チキン大国・韓国では
「唐揚げ店廃業」が社会問題に?

 ここで、日本よりも一足先にチキン文化が浸透しているお隣・韓国の「唐揚げ事情」をご紹介しよう。同国でも、ヤンニョムチキンやダッカルビ、タッカンジョンなど、鶏肉を用いた料理が豊富だ。韓国の場合は、転職が困難な中高年の失業者が、手軽に始められることからチキンデリバリーに乗り出すことが多い。ちなみに同国では、2020年の1年間で約68億米ドル相当ものフライドチキンを消費したといわれている(※5)。

 一方で、2019年にKBファイナンシャルグループは、過去4年間でフライドチキンの消費量は増加しているにもかかわらず、事業は閑散としているとのデータを発表した。需要に応じて事業に新規参入する人が増加している一方で、2018年には約8400もの店舗が閉店したという。
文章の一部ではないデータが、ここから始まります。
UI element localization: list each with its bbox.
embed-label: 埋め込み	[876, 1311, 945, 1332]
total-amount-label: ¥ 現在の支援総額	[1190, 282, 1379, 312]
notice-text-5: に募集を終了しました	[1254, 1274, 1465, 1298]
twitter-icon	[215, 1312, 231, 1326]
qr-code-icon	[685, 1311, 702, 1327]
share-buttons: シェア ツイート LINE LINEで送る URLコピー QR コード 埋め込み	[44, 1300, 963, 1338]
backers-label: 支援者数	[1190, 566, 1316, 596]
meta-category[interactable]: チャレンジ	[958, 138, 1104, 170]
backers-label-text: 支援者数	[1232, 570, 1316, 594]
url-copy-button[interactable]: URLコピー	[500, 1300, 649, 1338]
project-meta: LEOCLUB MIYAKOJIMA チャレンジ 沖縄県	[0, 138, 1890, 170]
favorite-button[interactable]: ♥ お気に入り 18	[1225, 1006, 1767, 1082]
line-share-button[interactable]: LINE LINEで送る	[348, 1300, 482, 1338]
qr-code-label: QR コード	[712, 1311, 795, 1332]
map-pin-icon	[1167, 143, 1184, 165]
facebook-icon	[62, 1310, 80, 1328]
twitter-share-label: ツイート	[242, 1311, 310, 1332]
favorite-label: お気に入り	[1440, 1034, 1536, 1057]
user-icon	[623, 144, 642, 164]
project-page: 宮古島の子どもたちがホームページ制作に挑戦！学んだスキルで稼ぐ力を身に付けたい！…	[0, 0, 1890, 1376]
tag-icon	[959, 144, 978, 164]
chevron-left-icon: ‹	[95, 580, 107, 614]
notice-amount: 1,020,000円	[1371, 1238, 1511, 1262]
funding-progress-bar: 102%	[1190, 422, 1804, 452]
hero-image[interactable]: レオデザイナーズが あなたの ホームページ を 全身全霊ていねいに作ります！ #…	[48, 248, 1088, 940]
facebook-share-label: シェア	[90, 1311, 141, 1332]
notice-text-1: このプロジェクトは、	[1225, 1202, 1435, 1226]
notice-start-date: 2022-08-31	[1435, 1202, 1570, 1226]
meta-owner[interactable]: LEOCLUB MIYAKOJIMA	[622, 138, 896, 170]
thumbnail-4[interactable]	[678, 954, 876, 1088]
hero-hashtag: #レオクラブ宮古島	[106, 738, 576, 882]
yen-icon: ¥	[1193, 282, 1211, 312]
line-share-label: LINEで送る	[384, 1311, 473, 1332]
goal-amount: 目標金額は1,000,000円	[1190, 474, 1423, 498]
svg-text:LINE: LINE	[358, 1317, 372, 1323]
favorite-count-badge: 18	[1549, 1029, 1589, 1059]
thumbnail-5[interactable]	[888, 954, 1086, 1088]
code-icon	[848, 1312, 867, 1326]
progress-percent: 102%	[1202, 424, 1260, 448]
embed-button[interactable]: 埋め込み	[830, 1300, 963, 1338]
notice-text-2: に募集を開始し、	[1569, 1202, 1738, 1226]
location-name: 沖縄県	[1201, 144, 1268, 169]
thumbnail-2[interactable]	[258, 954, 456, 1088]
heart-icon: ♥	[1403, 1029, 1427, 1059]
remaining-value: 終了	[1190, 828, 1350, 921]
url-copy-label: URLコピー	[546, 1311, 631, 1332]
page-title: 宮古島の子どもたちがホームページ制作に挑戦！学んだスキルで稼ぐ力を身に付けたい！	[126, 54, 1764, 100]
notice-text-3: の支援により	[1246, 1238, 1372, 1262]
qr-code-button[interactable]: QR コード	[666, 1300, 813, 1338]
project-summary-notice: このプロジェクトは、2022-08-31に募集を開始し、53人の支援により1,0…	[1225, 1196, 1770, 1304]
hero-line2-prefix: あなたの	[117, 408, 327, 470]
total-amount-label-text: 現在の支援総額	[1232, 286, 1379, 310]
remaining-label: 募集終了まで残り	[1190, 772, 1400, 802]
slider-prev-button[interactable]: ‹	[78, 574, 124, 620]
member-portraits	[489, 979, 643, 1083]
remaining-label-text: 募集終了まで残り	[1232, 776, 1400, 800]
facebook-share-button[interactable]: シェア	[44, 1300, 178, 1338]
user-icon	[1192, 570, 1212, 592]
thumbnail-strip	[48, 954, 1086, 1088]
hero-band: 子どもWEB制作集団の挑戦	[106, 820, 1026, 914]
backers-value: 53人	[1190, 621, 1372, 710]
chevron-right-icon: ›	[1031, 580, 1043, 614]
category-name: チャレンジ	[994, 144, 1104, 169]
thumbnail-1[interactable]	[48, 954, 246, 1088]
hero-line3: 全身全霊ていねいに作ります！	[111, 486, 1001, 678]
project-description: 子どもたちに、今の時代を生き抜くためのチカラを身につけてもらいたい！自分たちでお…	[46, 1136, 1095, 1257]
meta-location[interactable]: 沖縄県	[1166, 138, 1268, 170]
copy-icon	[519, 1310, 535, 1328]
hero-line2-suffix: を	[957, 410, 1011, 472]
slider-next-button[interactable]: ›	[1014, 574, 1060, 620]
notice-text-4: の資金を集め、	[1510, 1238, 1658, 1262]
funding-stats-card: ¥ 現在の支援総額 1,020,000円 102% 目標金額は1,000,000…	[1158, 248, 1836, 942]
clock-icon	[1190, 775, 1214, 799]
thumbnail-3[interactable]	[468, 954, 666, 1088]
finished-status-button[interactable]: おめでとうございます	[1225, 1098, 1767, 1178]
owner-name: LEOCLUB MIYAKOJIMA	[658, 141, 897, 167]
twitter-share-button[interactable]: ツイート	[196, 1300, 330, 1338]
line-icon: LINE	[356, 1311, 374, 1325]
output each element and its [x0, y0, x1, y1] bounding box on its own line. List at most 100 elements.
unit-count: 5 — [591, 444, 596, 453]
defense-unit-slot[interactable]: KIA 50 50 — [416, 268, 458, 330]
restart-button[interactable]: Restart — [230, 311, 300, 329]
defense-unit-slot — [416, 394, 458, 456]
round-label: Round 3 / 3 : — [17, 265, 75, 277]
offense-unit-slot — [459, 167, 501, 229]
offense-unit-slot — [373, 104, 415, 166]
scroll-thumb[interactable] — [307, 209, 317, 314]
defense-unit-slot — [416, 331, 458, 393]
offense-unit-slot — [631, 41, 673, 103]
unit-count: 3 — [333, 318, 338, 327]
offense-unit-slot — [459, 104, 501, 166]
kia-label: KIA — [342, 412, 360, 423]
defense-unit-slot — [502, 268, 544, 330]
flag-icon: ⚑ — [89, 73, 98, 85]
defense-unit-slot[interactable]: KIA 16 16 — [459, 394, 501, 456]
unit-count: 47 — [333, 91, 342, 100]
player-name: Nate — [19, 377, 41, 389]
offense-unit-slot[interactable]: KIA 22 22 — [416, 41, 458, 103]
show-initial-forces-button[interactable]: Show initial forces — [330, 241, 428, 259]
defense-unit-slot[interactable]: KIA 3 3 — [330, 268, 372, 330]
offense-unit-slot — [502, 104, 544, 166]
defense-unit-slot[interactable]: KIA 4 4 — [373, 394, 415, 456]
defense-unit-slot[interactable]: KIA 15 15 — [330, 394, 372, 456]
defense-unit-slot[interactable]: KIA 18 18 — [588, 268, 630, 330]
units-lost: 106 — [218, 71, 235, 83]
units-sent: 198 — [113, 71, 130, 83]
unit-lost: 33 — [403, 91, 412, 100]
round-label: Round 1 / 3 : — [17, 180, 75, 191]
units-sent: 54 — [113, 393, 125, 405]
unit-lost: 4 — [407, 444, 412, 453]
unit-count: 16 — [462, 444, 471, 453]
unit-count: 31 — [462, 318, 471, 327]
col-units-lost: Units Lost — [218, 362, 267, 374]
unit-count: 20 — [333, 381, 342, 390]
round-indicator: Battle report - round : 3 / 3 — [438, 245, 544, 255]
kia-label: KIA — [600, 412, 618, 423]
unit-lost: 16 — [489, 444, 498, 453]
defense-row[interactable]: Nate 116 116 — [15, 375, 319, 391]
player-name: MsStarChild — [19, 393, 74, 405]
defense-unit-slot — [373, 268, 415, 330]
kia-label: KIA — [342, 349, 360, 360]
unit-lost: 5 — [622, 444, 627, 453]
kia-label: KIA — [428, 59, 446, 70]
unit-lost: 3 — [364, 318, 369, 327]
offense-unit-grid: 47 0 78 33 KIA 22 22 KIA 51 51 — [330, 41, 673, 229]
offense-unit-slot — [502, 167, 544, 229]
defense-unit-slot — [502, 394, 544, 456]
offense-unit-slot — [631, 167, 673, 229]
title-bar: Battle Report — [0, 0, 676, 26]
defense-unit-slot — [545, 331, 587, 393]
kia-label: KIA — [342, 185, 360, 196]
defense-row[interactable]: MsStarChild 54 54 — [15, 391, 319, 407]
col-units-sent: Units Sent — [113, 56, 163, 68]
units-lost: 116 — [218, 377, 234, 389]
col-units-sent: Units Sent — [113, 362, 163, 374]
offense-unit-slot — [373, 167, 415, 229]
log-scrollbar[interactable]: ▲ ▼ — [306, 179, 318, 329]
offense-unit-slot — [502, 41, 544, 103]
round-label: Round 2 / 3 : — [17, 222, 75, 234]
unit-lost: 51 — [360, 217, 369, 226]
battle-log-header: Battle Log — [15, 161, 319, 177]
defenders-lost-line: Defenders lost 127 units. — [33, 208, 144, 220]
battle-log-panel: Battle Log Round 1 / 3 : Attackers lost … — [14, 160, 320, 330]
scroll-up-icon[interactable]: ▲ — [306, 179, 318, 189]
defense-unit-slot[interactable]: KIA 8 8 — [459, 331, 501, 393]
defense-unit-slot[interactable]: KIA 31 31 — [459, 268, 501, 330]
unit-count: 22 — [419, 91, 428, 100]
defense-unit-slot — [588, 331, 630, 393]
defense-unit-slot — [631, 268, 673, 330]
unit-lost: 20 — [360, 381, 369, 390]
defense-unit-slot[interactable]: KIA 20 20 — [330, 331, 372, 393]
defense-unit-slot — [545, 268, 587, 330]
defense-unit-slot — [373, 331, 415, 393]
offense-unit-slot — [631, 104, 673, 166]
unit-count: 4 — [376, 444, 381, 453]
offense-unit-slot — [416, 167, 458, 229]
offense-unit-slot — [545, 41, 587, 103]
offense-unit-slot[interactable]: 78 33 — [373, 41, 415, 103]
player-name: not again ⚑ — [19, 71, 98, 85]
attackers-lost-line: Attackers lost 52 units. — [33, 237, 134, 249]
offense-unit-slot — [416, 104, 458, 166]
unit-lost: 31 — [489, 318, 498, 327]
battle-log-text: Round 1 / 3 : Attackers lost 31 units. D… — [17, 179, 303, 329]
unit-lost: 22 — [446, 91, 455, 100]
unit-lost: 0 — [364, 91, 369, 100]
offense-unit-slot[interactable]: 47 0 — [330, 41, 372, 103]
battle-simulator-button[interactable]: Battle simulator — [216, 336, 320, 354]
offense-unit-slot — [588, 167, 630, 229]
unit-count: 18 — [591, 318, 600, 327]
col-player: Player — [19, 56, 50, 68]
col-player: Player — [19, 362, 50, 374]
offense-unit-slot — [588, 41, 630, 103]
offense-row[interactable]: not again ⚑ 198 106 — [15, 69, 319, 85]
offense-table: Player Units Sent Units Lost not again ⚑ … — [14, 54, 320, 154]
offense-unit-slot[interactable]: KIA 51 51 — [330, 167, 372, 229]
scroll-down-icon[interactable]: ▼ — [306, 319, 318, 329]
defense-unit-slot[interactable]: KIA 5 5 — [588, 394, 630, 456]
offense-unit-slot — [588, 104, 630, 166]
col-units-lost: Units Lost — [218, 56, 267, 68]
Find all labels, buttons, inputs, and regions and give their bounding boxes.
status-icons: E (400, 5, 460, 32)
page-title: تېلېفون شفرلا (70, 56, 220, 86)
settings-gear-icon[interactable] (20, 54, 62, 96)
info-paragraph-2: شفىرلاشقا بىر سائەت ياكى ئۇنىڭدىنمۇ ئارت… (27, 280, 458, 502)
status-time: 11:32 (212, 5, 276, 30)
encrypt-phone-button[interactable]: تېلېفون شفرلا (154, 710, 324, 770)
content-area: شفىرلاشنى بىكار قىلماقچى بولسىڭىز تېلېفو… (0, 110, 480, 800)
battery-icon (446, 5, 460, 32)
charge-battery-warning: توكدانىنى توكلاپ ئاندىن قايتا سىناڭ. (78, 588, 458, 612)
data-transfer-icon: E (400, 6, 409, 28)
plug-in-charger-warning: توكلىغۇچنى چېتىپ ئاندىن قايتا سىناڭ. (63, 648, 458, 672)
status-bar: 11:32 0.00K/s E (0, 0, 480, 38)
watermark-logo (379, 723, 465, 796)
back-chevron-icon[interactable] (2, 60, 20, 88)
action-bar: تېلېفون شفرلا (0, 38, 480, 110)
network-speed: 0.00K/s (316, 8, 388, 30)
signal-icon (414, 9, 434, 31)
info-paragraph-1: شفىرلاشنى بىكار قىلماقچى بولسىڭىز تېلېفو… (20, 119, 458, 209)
 フライドチキン自体の総売上高が増加している一方で、市場は飽和状態にあるため、運営費の増加や事業の収益の低下が、業界に打撃を与えているとみられている(※6)。こうなると、競走優位性が低い店舗は利益を得ることができない。だが、フランチャイズ本社へのロイヤルティは支払わなくてはならない…。このような過当競争の中生き残るためには、他店にはない強みを持ち、差別化を図るほかない。